出版不況が叫ばれて早10数年。たしかに、出版各社においては時々大ヒットこそ出るものの、業界を全体的に見ればいい話は聞きません。
 
複数の出版社とつながりを持つ編プロに所属する私からすると、こんな状況なのに、出版各社が小競り合いみたいにちまちまとベストセラーの奪い合いをしていても、業界全体は尻すぼみになるだけではないか? と感じていたのです。
 
 「いずれ誰かが変えてくれるだろう」。たかだか編プロのイチ編集者である私は、当然このように漫然と待ち続けていました。
 
 ところが皆、私と同じように誰かが変えてくれるのを待っているだけだったのです。
 
 誠実に仕事と向き合っている編集者なら、誰しもこのままではいけないということはわかっています。ただ、変えるのは「自分ではない」と思っていただけ。
 
 おそらく、なにもなければ、この待ちの状態は変わらないと思いました。
 
「やってみるか」と思い立ったのは2019年の終わり頃でした。
 
 普段はライバル関係にあるそれぞれの出版社の有志を集め、共同でなにかしらのコンテンツをつくれば、新たな一歩になるかもしれない。
 
 そこで、日頃仕事で懇意にしている出版社の編集者さんたちに声をかけたところ、快く承諾していただけました。

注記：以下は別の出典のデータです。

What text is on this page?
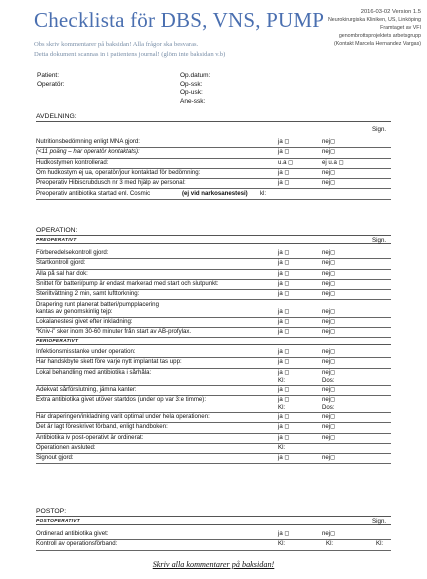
Checklista för DBS, VNS, PUMP	2016-03-02 Version 1.5
Neurokirurgiska Kliniken, US, Linköping
Framtaget av VFI
genombrottsprojektets arbetsgrupp
(Kontakt Marcela Hernandez Vargas)
Obs skriv kommentarer på baksidan! Alla frågor ska besvaras.
Detta dokument scannas in i patientens journal! (glöm inte baksidan v.b)
Patient:
Operatör:
Op.datum:
Op-ssk:
Op-usk:
Ane-ssk:
AVDELNING:
Sign.
Nutritionsbedömning enligt MNA gjord:	ja ◻	nej◻
(<11 poäng – har operatör kontaktats):	ja ◻	nej◻
Hudkostymen kontrollerad:	u.a ◻	ej u.a ◻
Om hudkostym ej ua, operatör/jour kontaktad för bedömning:	ja ◻	nej◻
Preoperativ Hibiscrubdusch nr 3 med hjälp av personal:	ja ◻	nej◻
Preoperativ antibiotika startad enl. Cosmic	(ej vid narkosanestesi) kl:
OPERATION:
PREOPERATIVT	Sign.
Förberedelsekontroll gjord:	ja ◻	nej◻
Startkontroll gjord:	ja ◻	nej◻
Alla på sal har dok:	ja ◻	nej◻
Snittet för batteri/pump är endast markerad med start och slutpunkt:	ja ◻	nej◻
Steriltvättning 2 min, samt lufttorkning:	ja ◻	nej◻
Drapering runt planerat batteri/pumpplacering
kantas av genomskinlig tejp:	ja ◻	nej◻
Lokalanestesi givet efter inkladning:	ja ◻	nej◻
“Kniv-i” sker inom 30-60 minuter från start av AB-profylax.	ja ◻	nej◻
PERIOPERATIVT
Infektionsmisstanke under operation:	ja ◻	nej◻
Har handskbyte skett före varje nytt implantat tas upp:	ja ◻	nej◻
Lokal behandling med antibiotika i sårhåla:	ja ◻	nej◻
Kl:	Dos:
Adekvat sårförslutning, jämna kanter:	ja ◻	nej◻
Extra antibiotika givet utöver startdos (under op var 3:e timme):	ja ◻	nej◻
Kl:	Dos:
Har draperingen/inkladning varit optimal under hela operationen:	ja ◻	nej◻
Det är lagt föreskrivet förband, enligt handboken:	ja ◻	nej◻
Antibiotika iv post-operativt är ordinerat:	ja ◻	nej◻
Operationen avsluted:	Kl:
Signout gjord:	ja ◻	nej◻
POSTOP:
POSTOPERATIVT	Sign.
Ordinerad antibiotika givet:	ja ◻	nej◻
Kontroll av operationsförband:	Kl:	Kl:	Kl:
Skriv alla kommentarer på baksidan!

皆、思いは同じだったのです。
 
 コロナの影響で多少スタートが遅れはしたものの、毎月協議を重ね、できることから始めようということで立ち上がったのが、今回のメディア『シュッパン前夜』です。
 
 ガチの編集者は基本的に裏方思考なので、あまり表舞台に出ていくことを好みません。しかし、今回はあえて前に出て、これまで自分たちが見てきた本づくりの舞台裏や、こだわり、編集以外にも書籍制作に関係する陰の天才たちにスポットを当て、つくり手だからこそわかる「本の深み・読者とは違った見方での面白さ」を紹介していきたいと思います。
 
 このメディアをきっかけに、出版関係者にとどまらず、読者とのコミュニケーションの輪を広げていければ幸いに思います。
 
 この先どうなるかはわかりませんが、出版界に新たな夜明けが来ることを祈りながら。今宵、本の深みへ〜『シュッパン前夜』。